Especialistas destacam falhas no rastreamento e baixa adesão ao tratamento da hipertensão, principal fator de risco para infarto e AVC no Brasil.
Hipertensão: doença silenciosa e desafios do rastreamento no Brasil
A hipertensão é uma doença silenciosa que desafia o sistema de saúde brasileiro, conforme evidenciado em um levantamento recente de 2026. Dados do Ministério da Saúde indicam que cerca de 30% da população brasileira é afetada, mas o diagnóstico precoce ainda é falho, comprometendo o controle efetivo da doença. Luiz Bortolotto, diretor da Unidade de Hipertensão Arterial do Incor, reforça que 90% dos pacientes não apresentam sintomas, convivendo com a pressão alta por anos sem acompanhamento médico adequado.

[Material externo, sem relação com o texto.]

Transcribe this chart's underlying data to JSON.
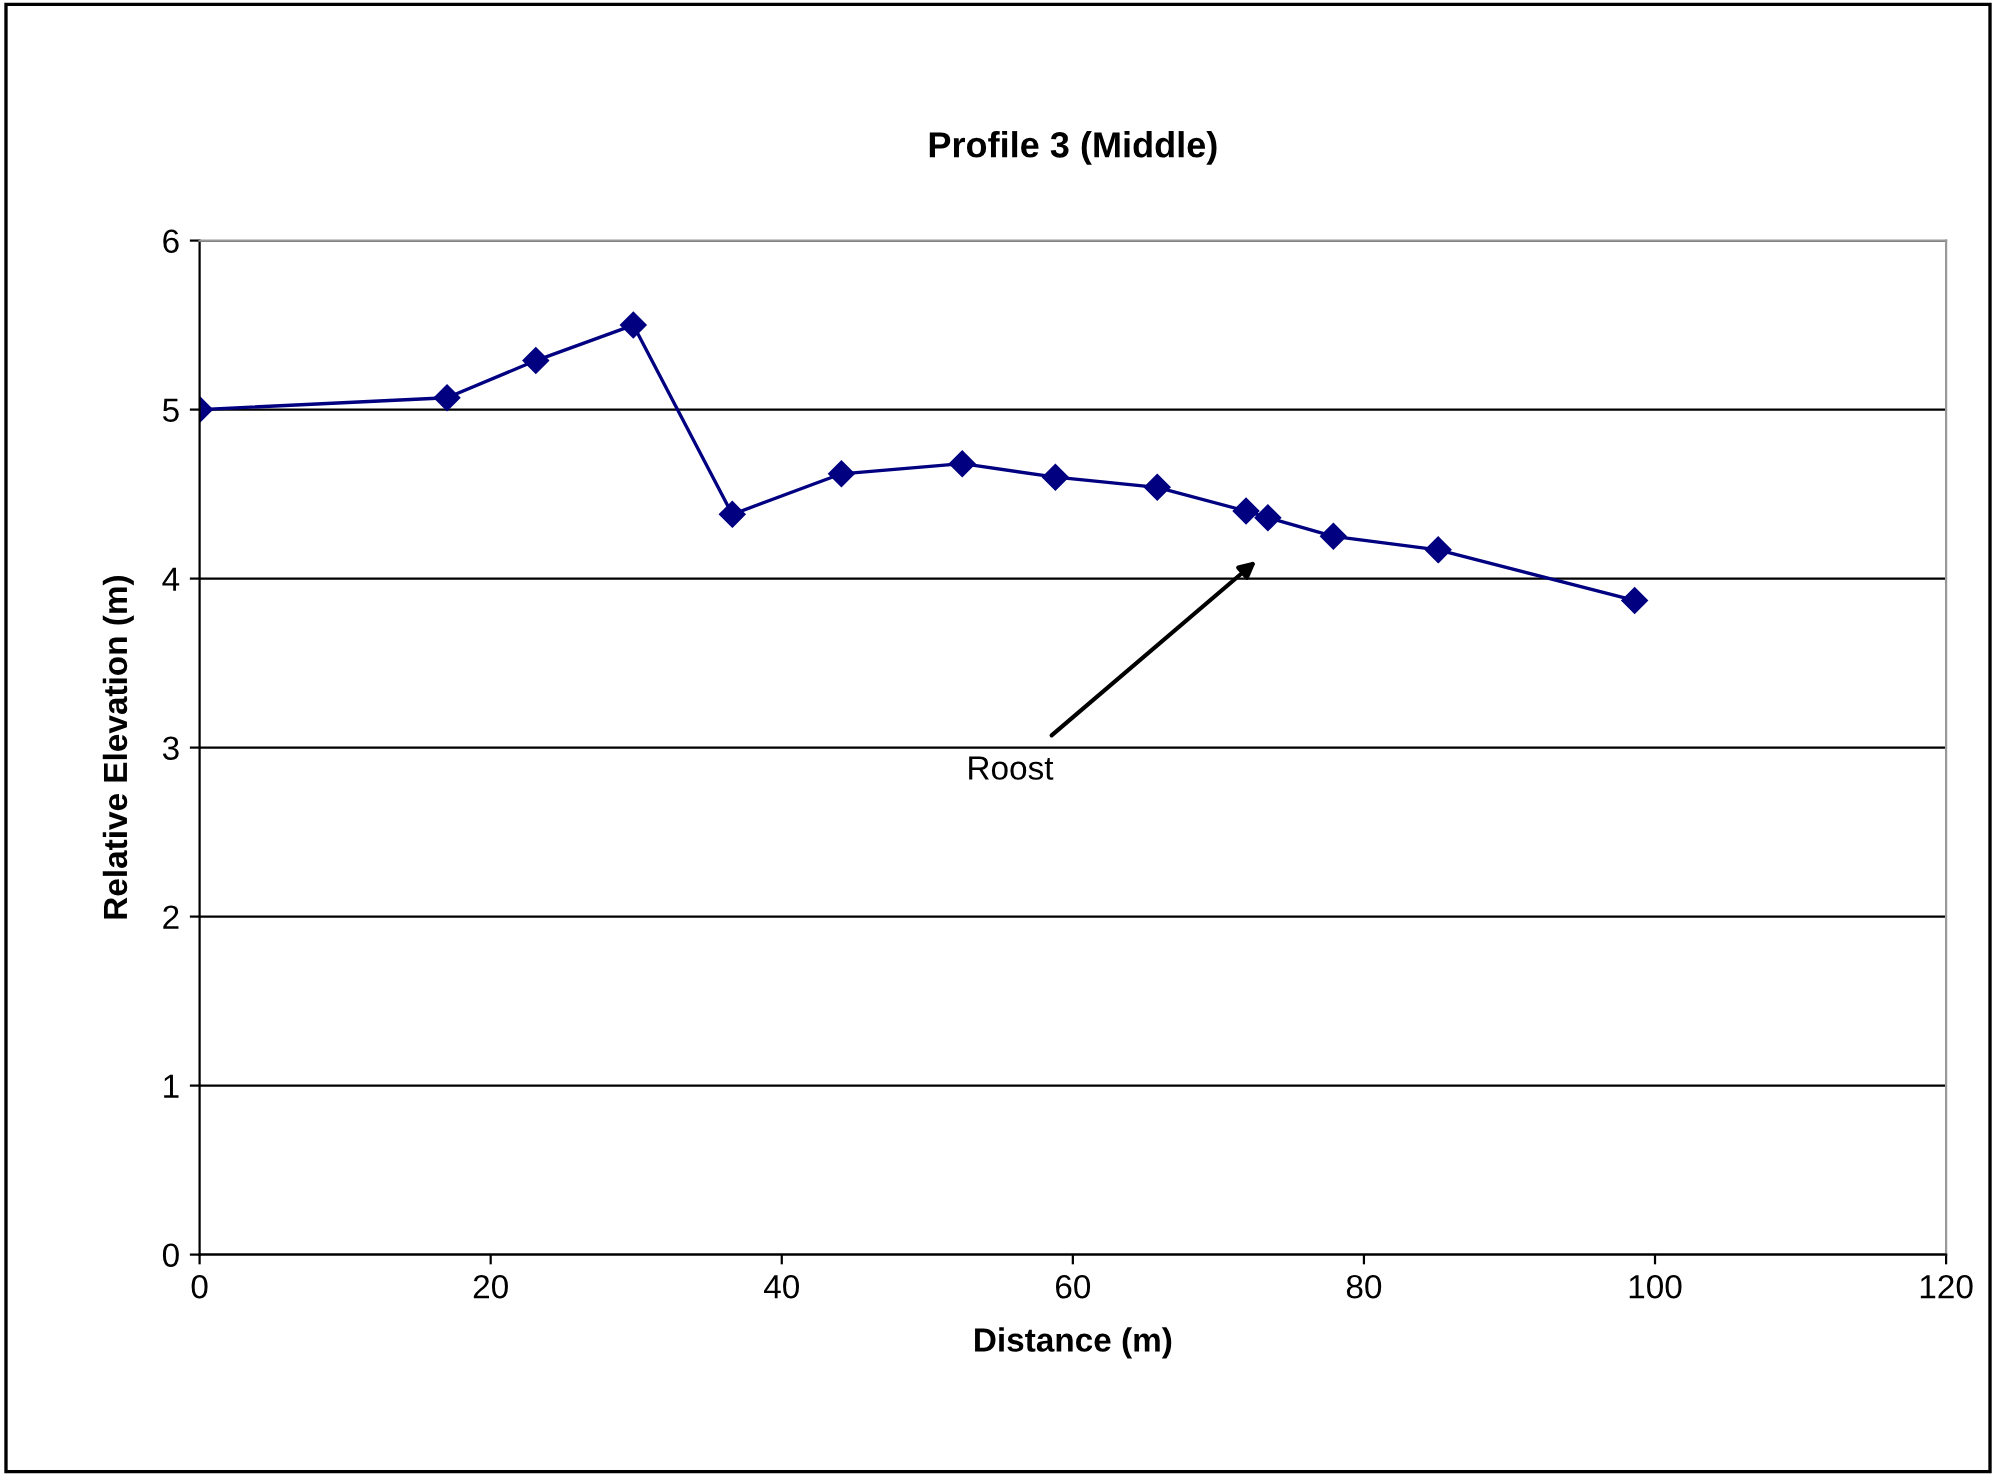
{
  "chart_data": {
    "type": "line",
    "title": "Profile 3 (Middle)",
    "xlabel": "Distance (m)",
    "ylabel": "Relative Elevation (m)",
    "x": [
      0,
      17.0,
      23.1,
      29.8,
      36.6,
      44.1,
      52.4,
      58.8,
      65.8,
      71.9,
      73.4,
      77.9,
      85.1,
      98.6
    ],
    "series": [
      {
        "color": "#000080",
        "values": [
          5.0,
          5.07,
          5.29,
          5.5,
          4.38,
          4.62,
          4.68,
          4.6,
          4.54,
          4.4,
          4.36,
          4.25,
          4.17,
          3.87
        ]
      }
    ],
    "annotations": [
      "Roost"
    ],
    "xlim": [
      0,
      120
    ],
    "xticks": [
      0,
      20,
      40,
      60,
      80,
      100,
      120
    ],
    "ylim": [
      0,
      6
    ],
    "yticks": [
      0,
      1,
      2,
      3,
      4,
      5,
      6
    ],
    "grid": "y",
    "legend": false,
    "marker": "diamond",
    "line_style": "solid"
  }
}
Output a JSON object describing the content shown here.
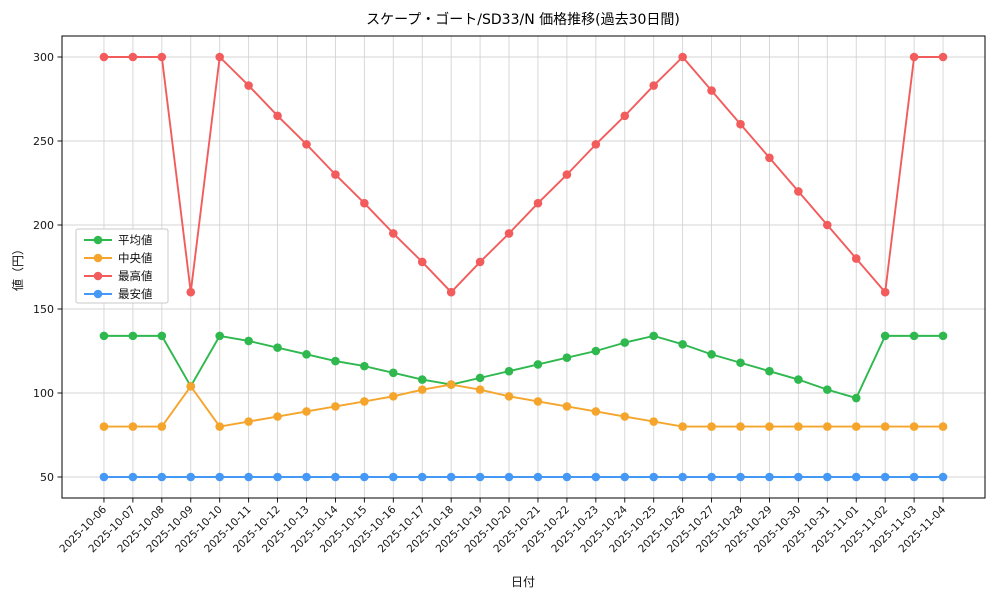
{
  "chart_data": {
    "type": "line",
    "title": "スケープ・ゴート/SD33/N 価格推移(過去30日間)",
    "xlabel": "日付",
    "ylabel": "値（円）",
    "grid": true,
    "legend_position": "center-left",
    "yticks": [
      50,
      100,
      150,
      200,
      250,
      300
    ],
    "ylim": [
      37.5,
      312.5
    ],
    "x": [
      "2025-10-06",
      "2025-10-07",
      "2025-10-08",
      "2025-10-09",
      "2025-10-10",
      "2025-10-11",
      "2025-10-12",
      "2025-10-13",
      "2025-10-14",
      "2025-10-15",
      "2025-10-16",
      "2025-10-17",
      "2025-10-18",
      "2025-10-19",
      "2025-10-20",
      "2025-10-21",
      "2025-10-22",
      "2025-10-23",
      "2025-10-24",
      "2025-10-25",
      "2025-10-26",
      "2025-10-27",
      "2025-10-28",
      "2025-10-29",
      "2025-10-30",
      "2025-10-31",
      "2025-11-01",
      "2025-11-02",
      "2025-11-03",
      "2025-11-04"
    ],
    "series": [
      {
        "name": "平均値",
        "key": "average",
        "color": "#2eb84e",
        "values": [
          134,
          134,
          134,
          104,
          134,
          131,
          127,
          123,
          119,
          116,
          112,
          108,
          105,
          109,
          113,
          117,
          121,
          125,
          130,
          134,
          129,
          123,
          118,
          113,
          108,
          102,
          97,
          134,
          134,
          134
        ]
      },
      {
        "name": "中央値",
        "key": "median",
        "color": "#f5a52c",
        "values": [
          80,
          80,
          80,
          104,
          80,
          83,
          86,
          89,
          92,
          95,
          98,
          102,
          105,
          102,
          98,
          95,
          92,
          89,
          86,
          83,
          80,
          80,
          80,
          80,
          80,
          80,
          80,
          80,
          80,
          80
        ]
      },
      {
        "name": "最高値",
        "key": "highest",
        "color": "#f25c5c",
        "values": [
          300,
          300,
          300,
          160,
          300,
          283,
          265,
          248,
          230,
          213,
          195,
          178,
          160,
          178,
          195,
          213,
          230,
          248,
          265,
          283,
          300,
          280,
          260,
          240,
          220,
          200,
          180,
          160,
          300,
          300
        ]
      },
      {
        "name": "最安値",
        "key": "lowest",
        "color": "#4598f5",
        "values": [
          50,
          50,
          50,
          50,
          50,
          50,
          50,
          50,
          50,
          50,
          50,
          50,
          50,
          50,
          50,
          50,
          50,
          50,
          50,
          50,
          50,
          50,
          50,
          50,
          50,
          50,
          50,
          50,
          50,
          50
        ]
      }
    ]
  }
}
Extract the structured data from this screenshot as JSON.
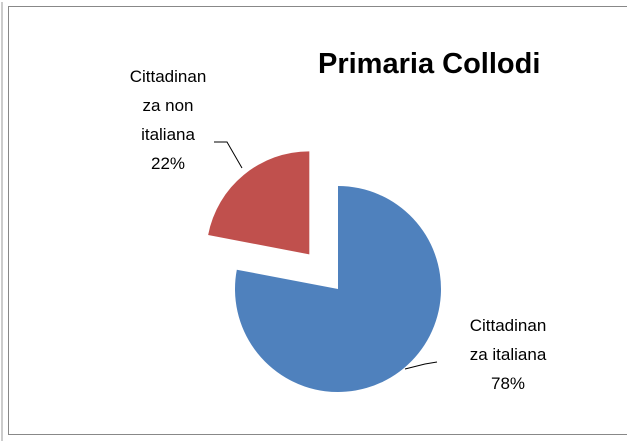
{
  "chart_data": {
    "type": "pie",
    "title": "Primaria Collodi",
    "categories": [
      "Cittadinanza italiana",
      "Cittadinanza non italiana"
    ],
    "values": [
      78,
      22
    ],
    "value_labels": [
      "78%",
      "22%"
    ],
    "colors": [
      "#4f81bd",
      "#c0504d"
    ]
  }
}
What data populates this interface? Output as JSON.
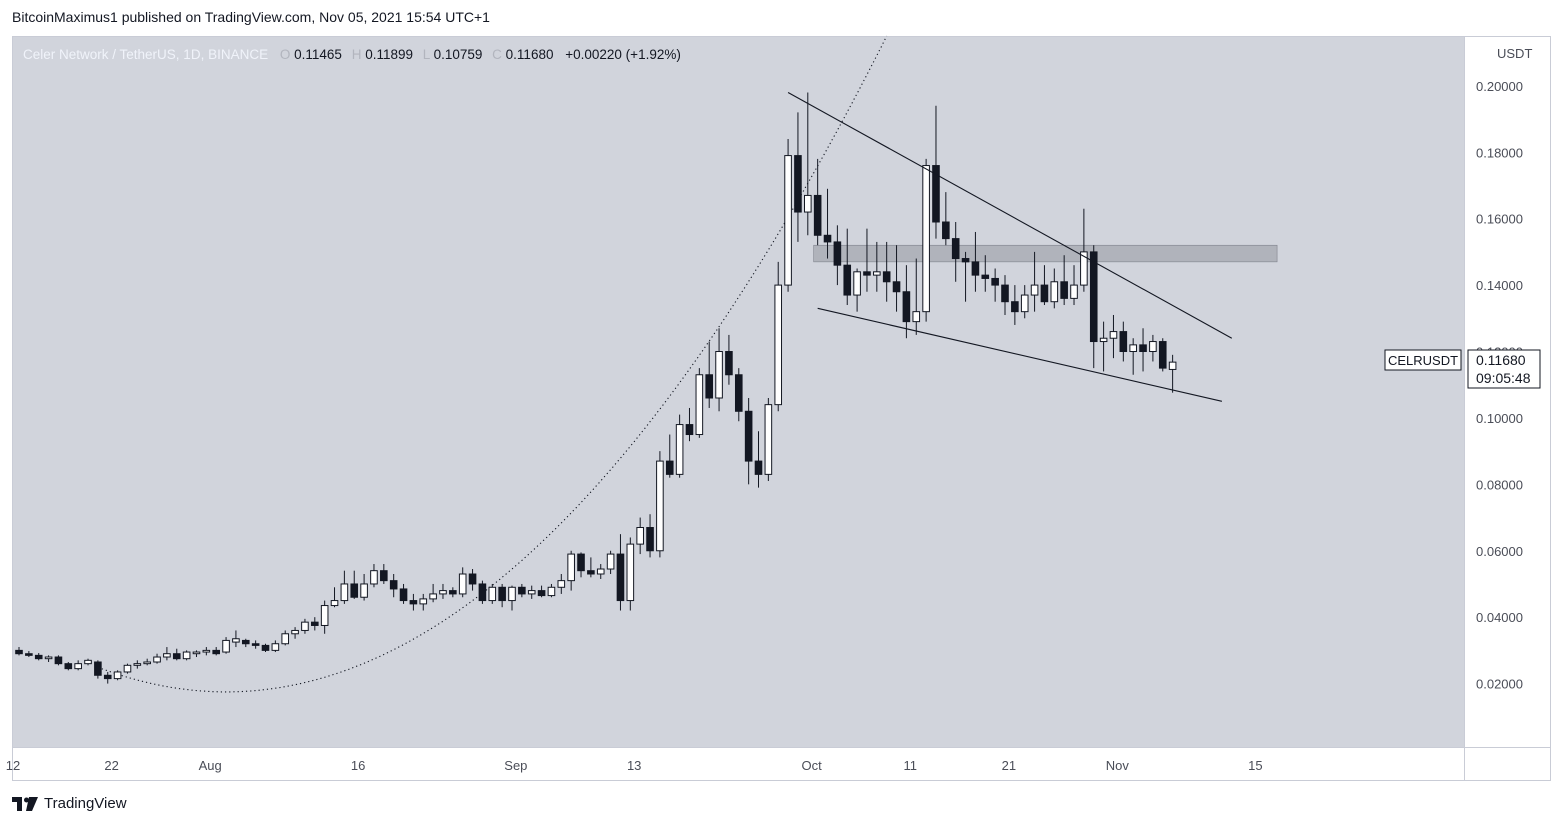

Falhas no diagnóstico precoce e a importância da aferição constante
O rastreamento insuficiente na atenção básica é um problema crítico. A Sociedade Brasileira de Cardiologia (SBC) recomenda que a pressão arterial seja aferida rotineiramente em qualquer consulta, independentemente da queixa principal do paciente. Contudo, muitos indivíduos não realizam essa verificação regular, o que dificulta o reconhecimento precoce e o início do tratamento. A inércia terapêutica, quando os médicos não ajustam adequadamente a medicação, também contribui para o agravamento dos quadros hipertensivos.
Tratamento público: acesso, limitações e impacto na adesão dos pacientes
No Brasil, cerca de 75% dos hipertensos são atendidos pelo Sistema Único de Saúde (SUS), que oferece as principais classes de anti-hipertensivos. Apesar disso, a ausência de combinações fixas em um único comprimido no SUS dificulta o uso correto dos medicamentos, pois os pacientes precisam ingerir múltiplos remédios diariamente. Essa complexidade, junto aos efeitos colaterais frequentes, reduz a adesão ao tratamento, aumentando o risco de complicações. Estudos indicam que metade dos pacientes com doenças crônicas não segue adequadamente as prescrições, elevando internações e mortalidade.
Procedimentos avançados e o acesso restrito na rede pública
Para casos de hipertensão refratária, como o da cabeleireira Silvia Martins, que enfrenta um quadro grave e múltiplos medicamentos, procedimentos como a denervação renal surgem como alternativas promissoras. Essa técnica reduz a atividade dos nervos que controlam a pressão arterial, porém ainda não está disponível no SUS. A ausência de incorporação do procedimento pelo sistema público e o custo elevado no setor privado limitam o acesso, obrigando pacientes a buscar vias judiciais para obter tratamento adequado.
Implicações para a saúde pública e perspectivas futuras
O enfrentamento da hipertensão no Brasil exige melhorias no rastreamento, diagnóstico e simplificação do tratamento para aumentar a adesão dos pacientes. A incorporação de combinações em comprimidos únicos e o acesso a novas tecnologias podem reduzir complicações graves como infarto e AVC. Além disso, campanhas de conscientização e capacitação dos profissionais de saúde são essenciais para identificar precocemente os casos e evitar a progressão da doença. Sem essas ações, a hipertensão continuará sendo um desafio significativo para a saúde pública nacional.